How the Pokimane Deepfakes Controversy Unfolded
During a livestream, popular Twitch streamer Atrioc (real name: Brandon Ewing) inadvertently revealed his involvement in viewing deepfake pornography. After ending his game and allowing viewers to see the tabs on his screen, one of them showed a website featuring deepfakes of well-known female streamers, including Pokimane and Maya Higa. Despite quickly switching tabs, screenshots were taken and shared online.
Following the incident, Atrioc issued a tearful apology and claimed that this was not habitual behavior. He explained that he stumbled upon the site while exploring artificial intelligence at 2 a.m. one day and was charged $15 per month for access. The fact that Atrioc is friends with some of the women who appear on the website, some of whom have already responded to the situation, makes this even more unsettling.
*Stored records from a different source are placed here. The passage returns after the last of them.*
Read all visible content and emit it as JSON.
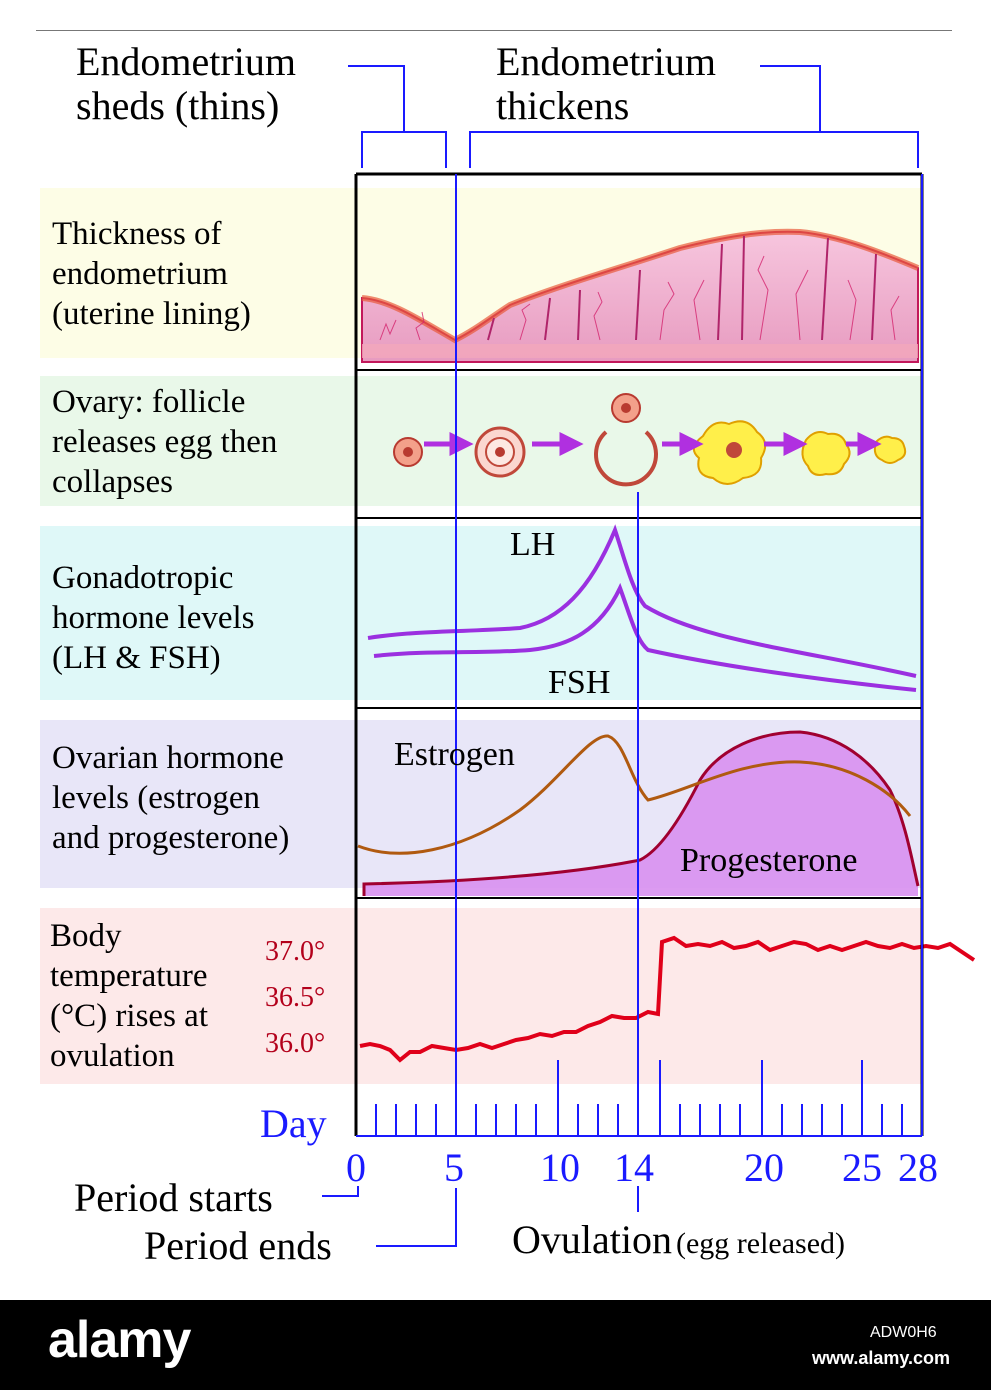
{
  "phases": {
    "sheds": [
      "Endometrium",
      "sheds (thins)"
    ],
    "thickens": [
      "Endometrium",
      "thickens"
    ]
  },
  "rows": {
    "endometrium": [
      "Thickness of",
      "endometrium",
      "(uterine lining)"
    ],
    "ovary": [
      "Ovary: follicle",
      "releases egg then",
      "collapses"
    ],
    "gonadotropic": [
      "Gonadotropic",
      "hormone levels",
      "(LH & FSH)"
    ],
    "ovarian": [
      "Ovarian hormone",
      "levels (estrogen",
      "and progesterone)"
    ],
    "temperature": [
      "Body",
      "temperature",
      "(°C) rises at",
      "ovulation"
    ]
  },
  "curve_labels": {
    "lh": "LH",
    "fsh": "FSH",
    "estrogen": "Estrogen",
    "progesterone": "Progesterone"
  },
  "temperature_ticks": [
    "37.0°",
    "36.5°",
    "36.0°"
  ],
  "day_axis": {
    "title": "Day",
    "tick_labels": [
      "0",
      "5",
      "10",
      "14",
      "20",
      "25",
      "28"
    ]
  },
  "events": {
    "period_starts": "Period starts",
    "period_ends": "Period ends",
    "ovulation": "Ovulation",
    "ovulation_note": "(egg released)"
  },
  "footer": {
    "brand": "alamy",
    "image_id": "ADW0H6",
    "site": "www.alamy.com"
  },
  "colors": {
    "axis_blue": "#1a1aff",
    "lh_fsh": "#9b30e0",
    "estrogen": "#b05a10",
    "progesterone_line": "#a00030",
    "progesterone_fill": "#d890f0",
    "temperature": "#e0001a",
    "row_endometrium_bg": "#fdfde6",
    "row_ovary_bg": "#e9f8e9",
    "row_gonadotropic_bg": "#dff8f8",
    "row_ovarian_bg": "#e8e6f8",
    "row_temperature_bg": "#fde9e9"
  }
}
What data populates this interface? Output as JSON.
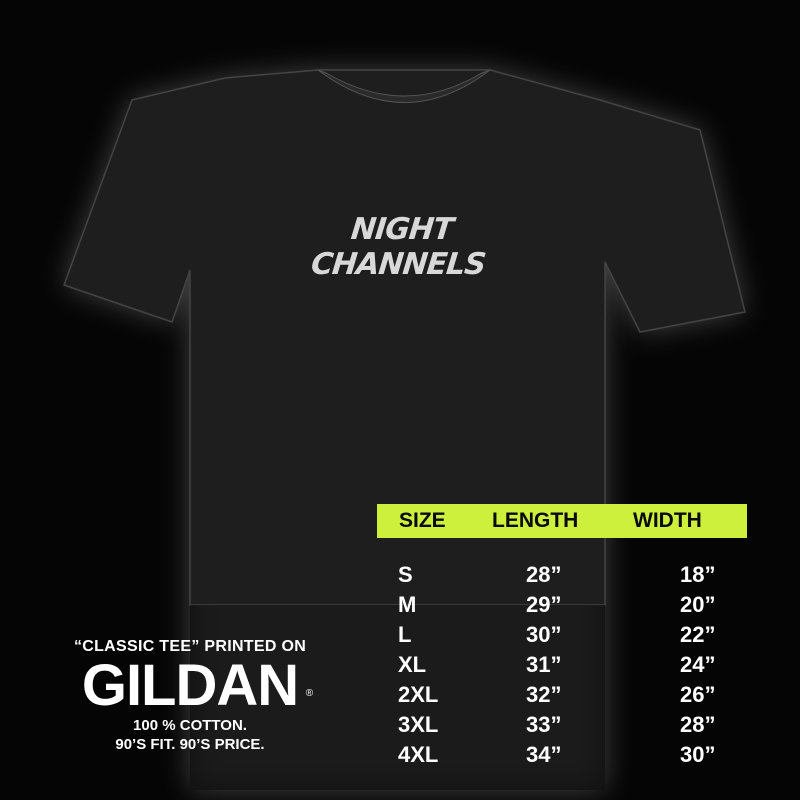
{
  "shirt": {
    "print": "NIGHT CHANNELS",
    "color": "#1c1c1c"
  },
  "size_chart": {
    "header_color": "#ccf03c",
    "headers": [
      "SIZE",
      "LENGTH",
      "WIDTH"
    ],
    "rows": [
      [
        "S",
        "28”",
        "18”"
      ],
      [
        "M",
        "29”",
        "20”"
      ],
      [
        "L",
        "30”",
        "22”"
      ],
      [
        "XL",
        "31”",
        "24”"
      ],
      [
        "2XL",
        "32”",
        "26”"
      ],
      [
        "3XL",
        "33”",
        "28”"
      ],
      [
        "4XL",
        "34”",
        "30”"
      ]
    ]
  },
  "info": {
    "line1": "“CLASSIC TEE” PRINTED ON",
    "logo": "GILDAN",
    "registered": "®",
    "line2": "100 % COTTON.",
    "line3": "90’S FIT. 90’S PRICE."
  }
}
Ewing confessed on his Monday stream, with tears in his eyes, that he had accessed a website with deepfake porn of female streamers after clicking an ad on Pornhub. He said he paid to see the images of the streamers and that he was motivated by “morbid curiosity”. He also said that watching non-consensual porn was not something he did regularly. His wife, cosplayer Arianna Ewing, was crying in the background of the stream.
The deepfake creator’s page on the website that Ewing used has been cleared of deepfakes and now has a long apology to the streamers, calling the non-consensual fake sex tapes “immoral”. How Pokimane Responded to the Deepfakes Controversy Pokimane, a popular Twitch streamer, has weighed in on the deepfake controversy with a clear and direct response, and she gave a clear message that people refrain from sexualizing others without their consent.
Why is the Pokimane Deepfakes Controversy Important?
The issue of deepfake is important because it violates the dignity and consent of female streamers, who are already facing a lot of sexual harassment in the streaming community. These deepfake videos show them in sexual situations that they never agreed to, and they have little legal recourse to stop them.
Some of the victims, such as QTCinderella and SweetAnita, have spoken out about how these deepfake videos have hurt them and their mental health. QTCinderella said she would sue the website owner, while SweetAnita found out about her fake video in a tweet.
There is ambiguity surrounding the legal implications of personal invasion through deepfakes, but progress has been made in certain states. While there are existing laws against non-consensual sexual material, only California, Virginia, and Texas have specifically addressed deepfakes. However, due to the nature of the internet, obtaining any form of restitution for victims can be exceedingly challenging.